Kosovo hunger strikes put UN under pressure

PRISTINA, May 11, 2000 -- (Reuters) Both Kosovo Albanians and Serbs have resorted to hunger strikes in protest at the plight of prisoners inside and outside the province.

Serb inmates in a prison in Mitrovica, northern Kosovo, have refused all food for more than a week to vent their anger at that some of them have been detained for up to 10 months without trial, one of the many failings in the province's fragile postwar justice system.

In other cities, protesters have staged hunger strikes to draw attention to more than 1,000 Kosovo Albanians held in prisons across the boundary in Serbia, many of them detained during last year's war in the province.

The protests are a cause for concern for the United Nations administration which took charge of Kosovo last June, after NATO's bombing campaign drove out Serb forces to end state-sponsored repression of the province's Albanian majority.

"We're engaged in both issues," said Susan Manuel, a spokeswoman for the administration. "But both issues are not going to be resolved immediately."

Around 30 Serbs began the Mitrovica protest in April, first refusing prison food but accepting supplies from relatives. The demonstration is another potential source of unrest in a city which has been the scene of several violent postwar clashes.

"Bring me my son. He is innocent. Is he guilty because he's a Serb?" read the placard of one woman protesting outside the Mitrovica prison, which is heavily guarded by French soldiers.


The prisoners said they would stop eating completely at the start of this month and two of them have been hospitalised in the past few days, according to the UN, which has struggled to establish any sort of functioning justice system.

It first alienated Albanian lawyers by declaring applicable law in Kosovo would be that of Serb-dominated Yugoslavia but got them on board by revising its opinion to say that pre-1989 law, when Kosovo was autonomous, could also apply.

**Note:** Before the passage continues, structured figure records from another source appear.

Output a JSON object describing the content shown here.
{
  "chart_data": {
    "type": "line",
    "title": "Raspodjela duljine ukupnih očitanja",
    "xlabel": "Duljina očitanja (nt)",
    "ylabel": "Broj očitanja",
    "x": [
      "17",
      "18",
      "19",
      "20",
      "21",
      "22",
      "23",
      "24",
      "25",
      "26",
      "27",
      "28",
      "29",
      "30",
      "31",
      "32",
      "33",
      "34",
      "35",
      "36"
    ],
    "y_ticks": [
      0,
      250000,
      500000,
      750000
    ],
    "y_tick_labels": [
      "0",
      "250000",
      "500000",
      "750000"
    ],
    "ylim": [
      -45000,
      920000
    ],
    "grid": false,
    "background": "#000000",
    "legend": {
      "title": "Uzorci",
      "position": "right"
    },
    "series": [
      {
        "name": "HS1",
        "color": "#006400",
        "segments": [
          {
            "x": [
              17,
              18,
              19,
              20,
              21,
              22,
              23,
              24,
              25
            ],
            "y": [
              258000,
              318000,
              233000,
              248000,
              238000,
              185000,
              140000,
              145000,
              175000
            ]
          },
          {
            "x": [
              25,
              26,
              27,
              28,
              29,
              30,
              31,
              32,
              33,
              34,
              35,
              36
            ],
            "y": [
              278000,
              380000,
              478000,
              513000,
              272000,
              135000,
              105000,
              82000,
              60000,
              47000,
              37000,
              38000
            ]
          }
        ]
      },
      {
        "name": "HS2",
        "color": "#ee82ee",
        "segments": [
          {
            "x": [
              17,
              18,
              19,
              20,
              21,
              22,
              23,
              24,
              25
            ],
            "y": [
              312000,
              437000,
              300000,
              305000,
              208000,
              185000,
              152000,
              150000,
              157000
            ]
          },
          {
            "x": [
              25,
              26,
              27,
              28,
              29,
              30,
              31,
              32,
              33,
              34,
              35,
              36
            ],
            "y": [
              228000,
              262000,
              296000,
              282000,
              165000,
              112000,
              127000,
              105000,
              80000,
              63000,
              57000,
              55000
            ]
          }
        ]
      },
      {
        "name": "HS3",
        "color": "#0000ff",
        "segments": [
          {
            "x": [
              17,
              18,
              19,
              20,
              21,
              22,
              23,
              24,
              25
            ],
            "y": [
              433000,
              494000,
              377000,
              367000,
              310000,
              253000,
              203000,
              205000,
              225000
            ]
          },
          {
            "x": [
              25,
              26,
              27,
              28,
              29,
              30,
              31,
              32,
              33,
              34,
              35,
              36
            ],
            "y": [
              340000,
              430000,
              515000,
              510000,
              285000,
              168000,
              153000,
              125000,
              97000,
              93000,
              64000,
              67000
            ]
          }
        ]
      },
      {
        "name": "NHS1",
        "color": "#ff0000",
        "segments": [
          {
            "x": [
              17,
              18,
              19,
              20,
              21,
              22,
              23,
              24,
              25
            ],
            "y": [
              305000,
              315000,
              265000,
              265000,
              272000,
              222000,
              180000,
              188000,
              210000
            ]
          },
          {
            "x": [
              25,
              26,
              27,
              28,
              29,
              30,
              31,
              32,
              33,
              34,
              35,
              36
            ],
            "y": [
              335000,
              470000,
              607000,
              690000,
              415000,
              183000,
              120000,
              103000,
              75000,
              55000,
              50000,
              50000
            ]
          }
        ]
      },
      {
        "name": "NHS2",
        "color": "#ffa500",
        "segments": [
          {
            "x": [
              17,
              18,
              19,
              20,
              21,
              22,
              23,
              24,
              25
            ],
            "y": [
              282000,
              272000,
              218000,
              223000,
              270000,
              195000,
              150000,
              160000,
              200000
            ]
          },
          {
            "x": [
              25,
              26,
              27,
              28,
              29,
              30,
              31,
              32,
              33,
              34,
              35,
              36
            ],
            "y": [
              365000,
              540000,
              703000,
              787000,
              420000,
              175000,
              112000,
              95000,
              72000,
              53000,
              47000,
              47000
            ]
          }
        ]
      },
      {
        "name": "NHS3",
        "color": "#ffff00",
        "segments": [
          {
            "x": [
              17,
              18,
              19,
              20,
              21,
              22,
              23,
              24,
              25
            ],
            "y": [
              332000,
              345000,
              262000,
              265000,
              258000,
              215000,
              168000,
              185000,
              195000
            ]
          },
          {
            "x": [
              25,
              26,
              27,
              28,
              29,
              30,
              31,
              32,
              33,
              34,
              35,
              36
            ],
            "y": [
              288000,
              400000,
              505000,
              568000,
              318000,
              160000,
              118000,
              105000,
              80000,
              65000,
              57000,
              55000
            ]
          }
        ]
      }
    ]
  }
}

But this incensed Serbs, who maintain the UN should not even be setting up its own justice system.

"There's no reason to cut this judicial system from Yugoslavia," said Mitrovica Serb leader Oliver Ivanovic, noting Kosovo remained a part of Yugoslavia under international law.

Serbs have boycotted the entire judicial system set up by the UN in protest. International officials also see the long arm of Yugoslav President Slobodan Milosevic behind the move, noting any international failures in Kosovo are in his interest.

The UN has decided the Serb prisoners, some of whom are suspected of war crimes, should not be judged by Albanians to ensure a fair trial. Having failed to persuade Serb judges to participate, officials are now recruiting foreign experts.

"To ensure a full and fair trial, they're trying to get enough international prosecutors-cum-judges-cum-defense lawyers," said Michael Keats of the UN regional administration in Mitrovica. "This is a slow process, unfortunately."

One foreign judge already working in Mitrovica has been unable to try any of the hunger-striking Serbs because of security concerns about trials involving sensitive issues such as war crimes in the volatile city, officials said.


To many Kosovo Albanians, hearing Serbs protest about a lack of justice smacks of irony. They are more concerned about Albanians in Serbian jails, reported to number more than 1,200 by the International Committee of the Red Cross.

Human rights lawyers say many of the prisoners were detained arbitrarily, often rounded up during the conflict simply because they were men of fighting age. Campaigners also suspect the number of prisoners may be far higher than the official total.

Some 37 activists staged a hunger strike for more than a week until last weekend in the center of the capital Pristina to urge more international action to get prisoners released and uncover the fate of many people missing after the conflict.

The UN says it hopes to secure the appointment soon of a Special Envoy devoted to prisoners and is setting up a special commission to identify victims in mass graves across Kosovo.

Those measures in themselves, however, will not satisfy ethnic Albanians."No peace in Kosovo until the prisoners are released," is a slogan frequently seen at demonstrations all over the province.